Olympic sprinting gold medalist Frentorish “Tori” Bowie had a bright future ahead of her, but at 32 years old, her life was cut short. Tori likely died of preeclampsia, according to medical reports. Her death comes amid a spike in maternal mortality across the country since 2021, in particular for Black women.
Witnessing another Black woman lose her life during childbirth sends chills up my spine. It is a sobering reminder of the unfair risk I must shoulder. In order to bring life into this world, Black women must contend with the likelihood of untimely death in the process.
Black women face exceptionally high pregnancy-related complications: They are three times more likely to die during childbirth compared to white women. Systemic issues — such as health care providers’ racial biases and access to adequate health insurance coverage — are contributing factors. These gaps in reproductive health care are present long before pregnancy for Black women. For example, research highlights that more than half of Black people don’t receive information detailing all their reproductive options from health care professionals. Notably, these disparities persist across class and educational background for Black women. Black women like Tori, who do have access to high-quality health care, are far from exempt from these issues. These disparities similarly affect Black birthing people of other gender experiences as well. Black gender-diverse pregnant people must also confront systemic racism and specific forms of gender discrimination.
Black celebrities have come forward in the past years to share how scary their pregnancy experiences were. Iconic singer Beyoncé, world-class tennis player Serena Williams and Olympian Allyson Felix have all publicly shared their health complications during pregnancy. All have also expressed feeling ignored by their health care team when discussing their concerns. Reading these headlines forces me to wonder that if doctors won’t listen to well-known and well-resourced celebrities, then what does that mean for the everyday Black woman?
Unfortunately, as Black maternal deaths spike in the U.S., we are also witnessing abortion bans and restrictions to roll back key reproductive rights. Abortions and childbirth may seem contradictory, but in reality, they are deeply related as parts of reproductive health. It is no coincidence that the states with the highest Black maternal death rates are also states with the harshest abortion restrictions. Abortion bans also disproportionately affect people of color. This is why I find it frustrating to witness silos between conversations surrounding abortion rights and maternal health. In reality, abortion services and maternal health are two sides of the same coin: reproductive justice.
Black feminists in the 1990s were also frustrated by this narrative of abortion care as a “choice” without acknowledging the complexity of access to a wider range of reproductive resources. A movement for reproductive justice emerged to emphasize these important interlinkages and the realities of women of color. For Black women, abortion care is one piece of the puzzle in achieving our reproductive rights. Black maternal health is also linked to accessing contraception, sexual education, STI [sexually transmitted infections] prevention and treatment options, and prenatal care. When conversations around abortion care are siloed from other reproductive resources, we miss the bigger picture and fail to see the true impact of anti-choice policies.
As a young Black girl growing up in the South, I witnessed the link between abortions and maternal health all around me, as I struggled to access reproductive services. In South Florida, sexual education was inadequate, and without parental support, most contraceptives were difficult to receive. Without these important resources, unwanted pregnancies were a scary reality.

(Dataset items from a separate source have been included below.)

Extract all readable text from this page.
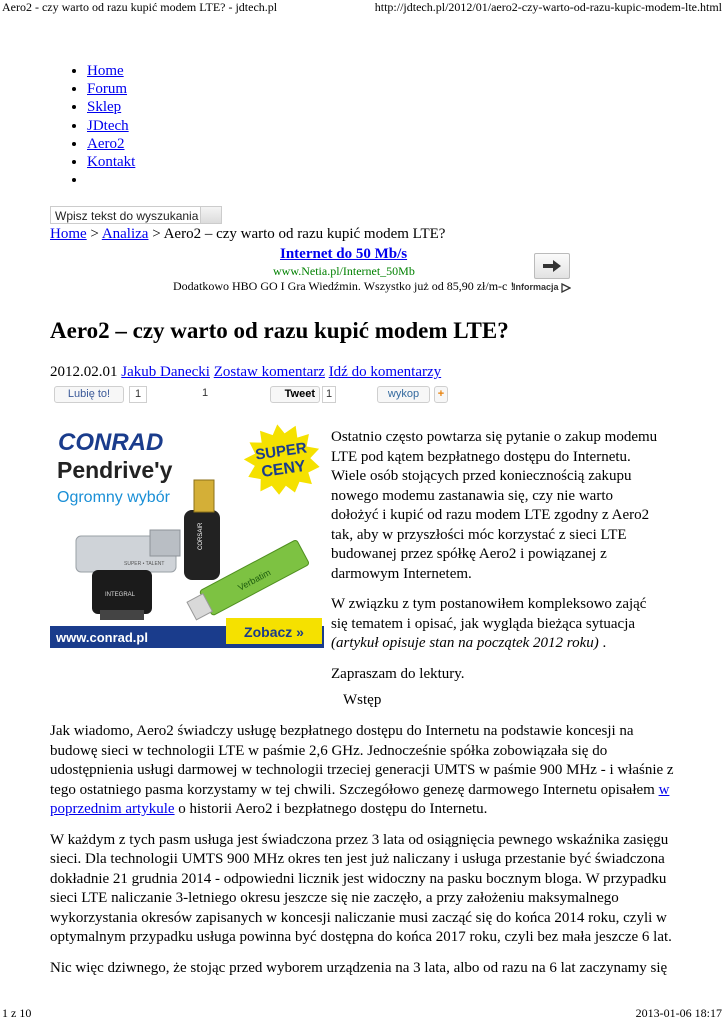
Aero2 - czy warto od razu kupić modem LTE? - jdtech.pl	http://jdtech.pl/2012/01/aero2-czy-warto-od-razu-kupic-modem-lte.html
• Home
• Forum
• Sklep
• JDtech
• Aero2
• Kontakt
•
Wpisz tekst do wyszukania
Home > Analiza > Aero2 – czy warto od razu kupić modem LTE?
Internet do 50 Mb/s
www.Netia.pl/Internet_50Mb
Dodatkowo HBO GO I Gra Wiedźmin. Wszystko już od 85,90 zł/m-c !
Informacja
Aero2 – czy warto od razu kupić modem LTE?
2012.02.01 Jakub Danecki Zostaw komentarz Idź do komentarzy
Lubię to!	1	1	Tweet 1	wykop	+
CONRAD
Pendrive'y
Ogromny wybór
SUPER
CENY
SUPER • TALENT
INTEGRAL
CORSAIR
Verbatim
www.conrad.pl	Zobacz »

Ostatnio często powtarza się pytanie o zakup modemu LTE pod kątem bezpłatnego dostępu do Internetu. Wiele osób stojących przed koniecznością zakupu nowego modemu zastanawia się, czy nie warto dołożyć i kupić od razu modem LTE zgodny z Aero2 tak, aby w przyszłości móc korzystać z sieci LTE budowanej przez spółkę Aero2 i powiązanej z darmowym Internetem.

W związku z tym postanowiłem kompleksowo zająć się tematem i opisać, jak wygląda bieżąca sytuacja (artykuł opisuje stan na początek 2012 roku) .

Zapraszam do lektury.

Wstęp

Jak wiadomo, Aero2 świadczy usługę bezpłatnego dostępu do Internetu na podstawie koncesji na budowę sieci w technologii LTE w paśmie 2,6 GHz. Jednocześnie spółka zobowiązała się do udostępnienia usługi darmowej w technologii trzeciej generacji UMTS w paśmie 900 MHz - i właśnie z tego ostatniego pasma korzystamy w tej chwili. Szczegółowo genezę darmowego Internetu opisałem w poprzednim artykule o historii Aero2 i bezpłatnego dostępu do Internetu.

W każdym z tych pasm usługa jest świadczona przez 3 lata od osiągnięcia pewnego wskaźnika zasięgu sieci. Dla technologii UMTS 900 MHz okres ten jest już naliczany i usługa przestanie być świadczona dokładnie 21 grudnia 2014 - odpowiedni licznik jest widoczny na pasku bocznym bloga. W przypadku sieci LTE naliczanie 3-letniego okresu jeszcze się nie zaczęło, a przy założeniu maksymalnego wykorzystania okresów zapisanych w koncesji naliczanie musi zacząć się do końca 2014 roku, czyli w optymalnym przypadku usługa powinna być dostępna do końca 2017 roku, czyli bez mała jeszcze 6 lat.

Nic więc dziwnego, że stojąc przed wyborem urządzenia na 3 lata, albo od razu na 6 lat zaczynamy się

1 z 10	2013-01-06 18:17
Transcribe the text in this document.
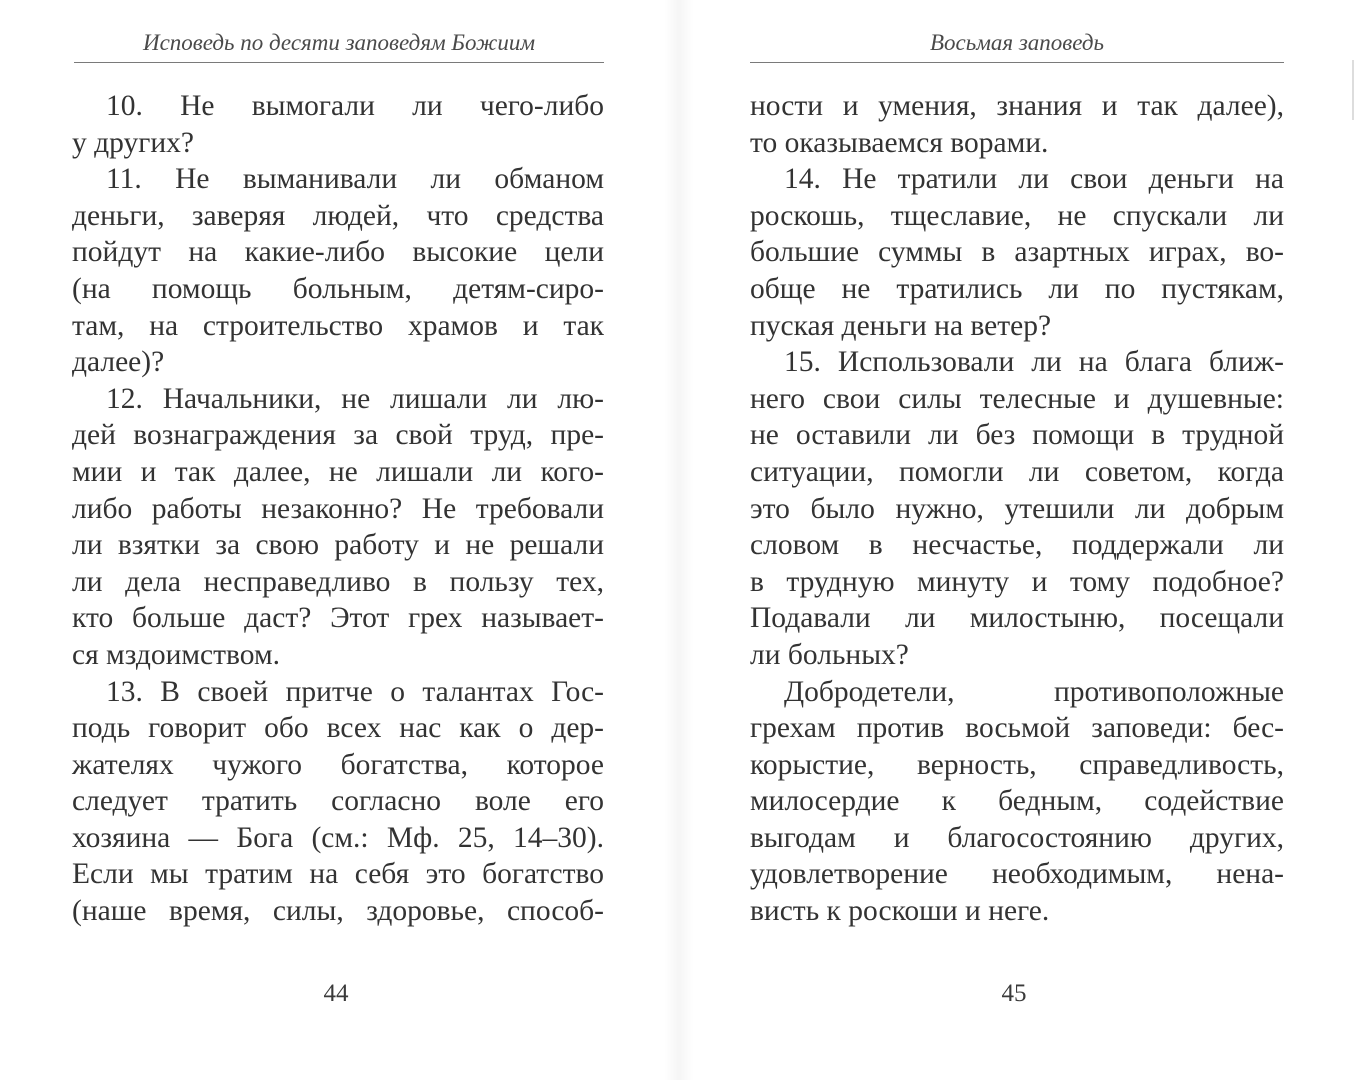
Исповедь по десяти заповедям Божиим
10. Не вымогали ли чего-либо
у других?
11. Не выманивали ли обманом
деньги, заверяя людей, что средства
пойдут на какие-либо высокие цели
(на помощь больным, детям-сиро-
там, на строительство храмов и так
далее)?
12. Начальники, не лишали ли лю-
дей вознаграждения за свой труд, пре-
мии и так далее, не лишали ли кого-
либо работы незаконно? Не требовали
ли взятки за свою работу и не решали
ли дела несправедливо в пользу тех,
кто больше даст? Этот грех называет-
ся мздоимством.
13. В своей притче о талантах Гос-
подь говорит обо всех нас как о дер-
жателях чужого богатства, которое
следует тратить согласно воле его
хозяина — Бога (см.: Мф. 25, 14–30).
Если мы тратим на себя это богатство
(наше время, силы, здоровье, способ-
44
Восьмая заповедь
ности и умения, знания и так далее),
то оказываемся ворами.
14. Не тратили ли свои деньги на
роскошь, тщеславие, не спускали ли
большие суммы в азартных играх, во-
обще не тратились ли по пустякам,
пуская деньги на ветер?
15. Использовали ли на блага ближ-
него свои силы телесные и душевные:
не оставили ли без помощи в трудной
ситуации, помогли ли советом, когда
это было нужно, утешили ли добрым
словом в несчастье, поддержали ли
в трудную минуту и тому подобное?
Подавали ли милостыню, посещали
ли больных?
Добродетели, противоположные
грехам против восьмой заповеди: бес-
корыстие, верность, справедливость,
милосердие к бедным, содействие
выгодам и благосостоянию других,
удовлетворение необходимым, нена-
висть к роскоши и неге.
45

I saw firsthand how poor sexual education is linked to higher rates of unwanted pregnancies and poor maternal health outcomes.
I’ve also seen how attacks on reproductive health centers affect access to all reproductive services. For underserved communities like mine, Planned Parenthood offices were the first line of care for receiving all forms of reproductive care, from pap smears and contraception to prenatal care. As reproductive health centers shut down, communities lose hubs for all kinds of reproductive resources.
OB-GYNs are also leaving conservative states in droves because they are hindered from doing their jobs due to strict abortion laws. With fewer OB-GYNs, Black mothers are even more likely to suffer complications and preventable deaths. Moreover, when pregnancy complications occur, abortion bans hinder health care providers’ ability to give necessary medical intervention. A doctor’s hesitation to administer an abortion during pregnancy complications has cost pregnant people their lives. As Black women are already at risk, abortion bans magnify this issue.
I mourn the loss of Tori’s life and the lives of countless other Black women, and I grow frustrated by the systems that have let them down. The blame lies in systemic inequality, medical racism and restrictive policies. However, to resolve the root issues that have led to these disparities, the conversation must be broadened: Our work must center the idea that access to abortion and maternal health care are equally important and intertwined under a framework of reproductive justice. The work of organizations like Sister Song, the National Asian Pacific American Women’s Forum, Unite for Reproductive & Gender Equity and the Ms. Foundation are leading the way. As we witness attacks on abortion access, we must remember that these are also attacks on maternal health, especially for the most vulnerable.